Les troubles se poursuivent en Égypte, concentrés autour de l’ambassade US au Caire, portant sur le fameux et mystérieux film antimusulman d’origine diverse et incertaine, et occasionnant des prises de position dont on doit dire qu’elles offrent une ambiguïté intéressante. Nous parlons, successivement, de BHO et de Morsi, dont certaines déclarations les concernant, de l’un vers l’autre et du second vers le premier, ont le plus grand intérêt à être déchiffrées et mises au net.

PressTV.Com rapporte ce propos du président Obama, le 13 septembre 2012, observant que l’Égypte n’est “ni une alliée, ni un ennemie”, ou bien pourrait-on dire “ni tout à fait déjà une ennemie, ni vraiment encore un alliée”, ou bien pourrait-on dire encore “plus tout à fait une alliée, pas encore tout à fait une ennemie”, et ainsi de suite… Bien entendu, tout cela venant après les manifestations violentes, notamment des Frères Musulmans, contre l’ambassade US au Caire, et sans doute avant d’autres manifestations du même genre.

«American President Barack Obama has described Egypt as not a US ally nor an enemy following the outbreak of major anti-American protest in Cairo over a US-made anti-Islam film. “I don’t think that we would consider them an ally, but we don’t consider them an enemy,” Obama said on Wednesday. […]

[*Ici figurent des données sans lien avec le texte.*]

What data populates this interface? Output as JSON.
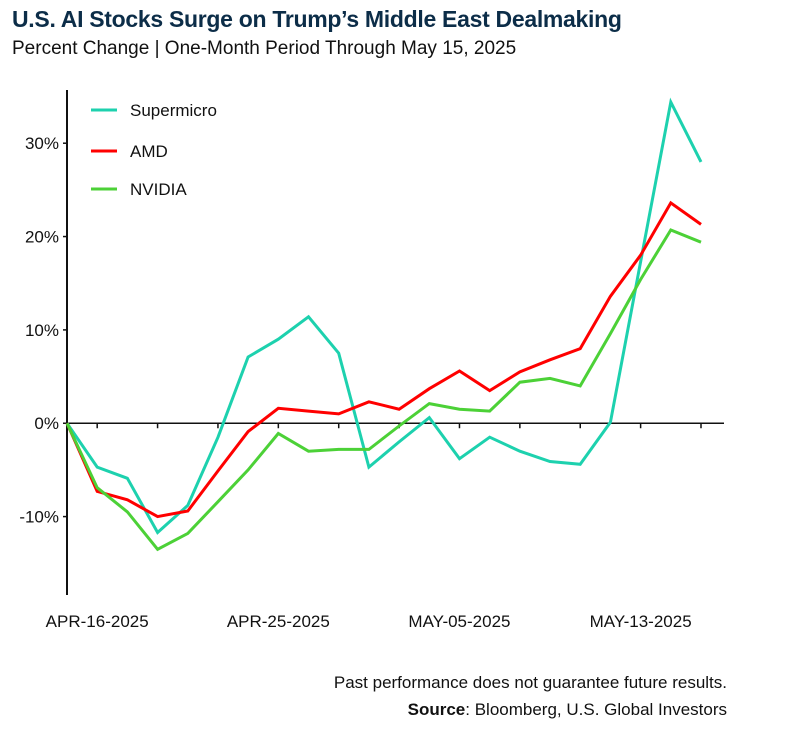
{
  "chart_data": {
    "type": "line",
    "title": "U.S. AI Stocks Surge on Trump’s Middle East Dealmaking",
    "subtitle": "Percent Change | One-Month Period Through May 15, 2025",
    "xlabel": "",
    "ylabel": "",
    "x": [
      "2025-04-15",
      "2025-04-16",
      "2025-04-17",
      "2025-04-21",
      "2025-04-22",
      "2025-04-23",
      "2025-04-24",
      "2025-04-25",
      "2025-04-28",
      "2025-04-29",
      "2025-04-30",
      "2025-05-01",
      "2025-05-02",
      "2025-05-05",
      "2025-05-06",
      "2025-05-07",
      "2025-05-08",
      "2025-05-09",
      "2025-05-12",
      "2025-05-13",
      "2025-05-14",
      "2025-05-15"
    ],
    "x_tick_labels": [
      {
        "index": 1,
        "label": "APR-16-2025"
      },
      {
        "index": 7,
        "label": "APR-25-2025"
      },
      {
        "index": 13,
        "label": "MAY-05-2025"
      },
      {
        "index": 19,
        "label": "MAY-13-2025"
      }
    ],
    "x_minor_tick_every": 2,
    "y_ticks": [
      {
        "value": 30,
        "label": "30%"
      },
      {
        "value": 20,
        "label": "20%"
      },
      {
        "value": 10,
        "label": "10%"
      },
      {
        "value": 0,
        "label": "0%"
      },
      {
        "value": -10,
        "label": "-10%"
      }
    ],
    "ylim": [
      -18.4,
      35.7
    ],
    "grid": false,
    "legend_position": "top-left",
    "series": [
      {
        "name": "Supermicro",
        "color": "#1dd1ae",
        "values": [
          0,
          -4.7,
          -5.9,
          -11.7,
          -8.8,
          -1.5,
          7.1,
          9.0,
          11.4,
          7.5,
          -4.7,
          -2.0,
          0.6,
          -3.8,
          -1.5,
          -3.0,
          -4.1,
          -4.4,
          0.1,
          17.3,
          34.4,
          28.0
        ]
      },
      {
        "name": "AMD",
        "color": "#ff0000",
        "values": [
          0,
          -7.3,
          -8.2,
          -10.0,
          -9.4,
          -5.1,
          -0.9,
          1.6,
          1.3,
          1.0,
          2.3,
          1.5,
          3.7,
          5.6,
          3.5,
          5.5,
          6.8,
          8.0,
          13.6,
          18.0,
          23.6,
          21.3
        ]
      },
      {
        "name": "NVIDIA",
        "color": "#4cd137",
        "values": [
          0,
          -6.9,
          -9.5,
          -13.5,
          -11.8,
          -8.4,
          -5.0,
          -1.1,
          -3.0,
          -2.8,
          -2.8,
          -0.3,
          2.1,
          1.5,
          1.3,
          4.4,
          4.8,
          4.0,
          9.6,
          15.4,
          20.7,
          19.4
        ]
      }
    ]
  },
  "footer": {
    "disclaimer": "Past performance does not guarantee future results.",
    "source_label": "Source",
    "source_text": ": Bloomberg, U.S. Global Investors"
  },
  "colors": {
    "title": "#0c2d48",
    "axis": "#111111"
  }
}
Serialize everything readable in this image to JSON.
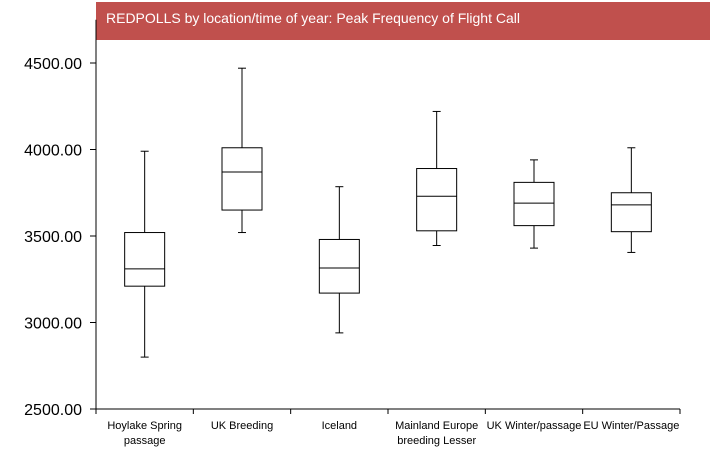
{
  "chart_data": {
    "type": "box",
    "title": "REDPOLLS by location/time of year: Peak Frequency of Flight Call",
    "title_color": "#c0504d",
    "ylim": [
      2500,
      4750
    ],
    "yticks": [
      "2500.00",
      "3000.00",
      "3500.00",
      "4000.00",
      "4500.00"
    ],
    "ytick_values": [
      2500,
      3000,
      3500,
      4000,
      4500
    ],
    "grid": false,
    "categories": [
      [
        "Hoylake Spring",
        "passage"
      ],
      [
        "UK Breeding"
      ],
      [
        "Iceland"
      ],
      [
        "Mainland Europe",
        "breeding Lesser"
      ],
      [
        "UK Winter/passage"
      ],
      [
        "EU Winter/Passage"
      ]
    ],
    "boxes": [
      {
        "min": 2800,
        "q1": 3210,
        "median": 3310,
        "q3": 3520,
        "max": 3990
      },
      {
        "min": 3520,
        "q1": 3650,
        "median": 3870,
        "q3": 4010,
        "max": 4470
      },
      {
        "min": 2940,
        "q1": 3170,
        "median": 3315,
        "q3": 3480,
        "max": 3785
      },
      {
        "min": 3445,
        "q1": 3530,
        "median": 3730,
        "q3": 3890,
        "max": 4220
      },
      {
        "min": 3430,
        "q1": 3560,
        "median": 3690,
        "q3": 3810,
        "max": 3940
      },
      {
        "min": 3405,
        "q1": 3525,
        "median": 3680,
        "q3": 3750,
        "max": 4010
      }
    ]
  }
}
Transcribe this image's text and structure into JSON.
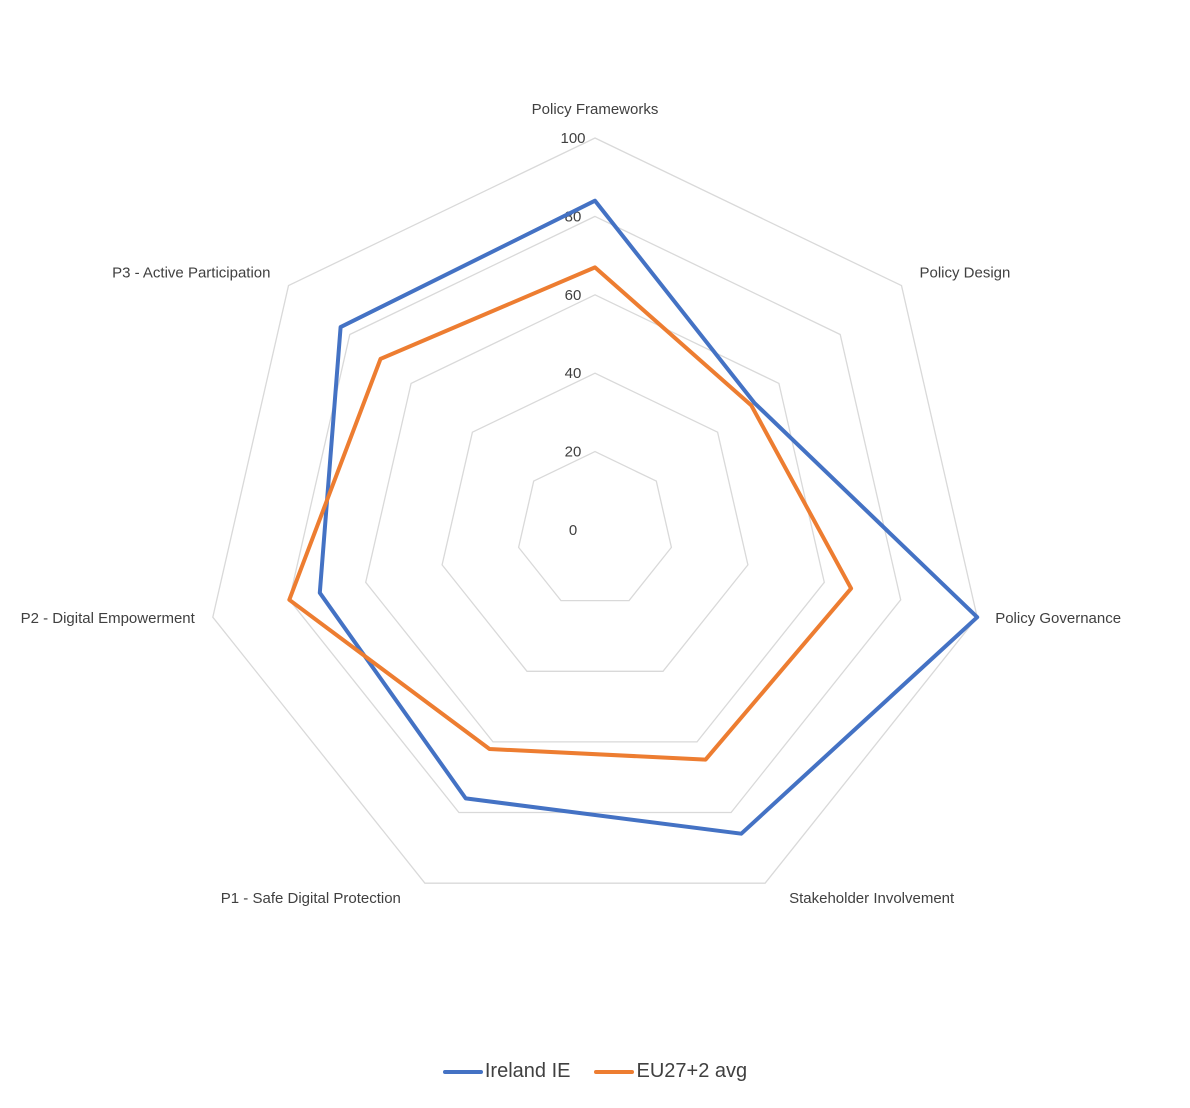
{
  "chart_data": {
    "type": "radar",
    "categories": [
      "Policy Frameworks",
      "Policy Design",
      "Policy Governance",
      "Stakeholder Involvement",
      "P1 - Safe Digital Protection",
      "P2 - Digital Empowerment",
      "P3 - Active Participation"
    ],
    "rlim": [
      0,
      100
    ],
    "ticks": [
      "0",
      "20",
      "40",
      "60",
      "80",
      "100"
    ],
    "tick_values": [
      0,
      20,
      40,
      60,
      80,
      100
    ],
    "grid": true,
    "legend_position": "bottom",
    "series": [
      {
        "name": "Ireland IE",
        "color": "#4472C4",
        "values": [
          84,
          52,
          100,
          86,
          76,
          72,
          83
        ]
      },
      {
        "name": "EU27+2 avg",
        "color": "#ED7D31",
        "values": [
          67,
          51,
          67,
          65,
          62,
          80,
          70
        ]
      }
    ]
  }
}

»“I think that we are going to have to see how they respond to this incident,” Obama said. “Certainly in this situation, what we're going to expect is that they are responsive to our insistence that our embassy is protected, our personnel is protected.” “And if they take actions that indicate they're not taking those responsibilities, as all other countries do where we have embassies, I think that's going to be a real big problem,” added the US president without further elaboration.»

• Ce matin, Morsi se trouvait à Bruxelles. Au cours de contacts avec la presse, il a fait quelques remarques sur ce qu’il pensait des évènements actuels. Morsi a répondu, également avec des nuances révélatrices, comme dans le cas d’Obama : condamnation sans réserve des actes (ou assimilables) antimusulmans, et précisément le film venu mystérieusement des USA sur le Prophète, ou prétendument sur le Prophète, et pseudo-Prophète vertement traité ; et, d’un autre côté, Morsi, un avis selon lequel il faut s’abstenir de s’en prendre “à nos invités et à nos hôtes” dans notre pays, et notamment leurs ambassades n’est-ce pas… (Toujours dans PressTV.Com, qui n’en manque pas une à cet égard, intéressé évidemment à la détérioration des relations entre les USA et l’Égypte, – ce 13 septembre 2012.)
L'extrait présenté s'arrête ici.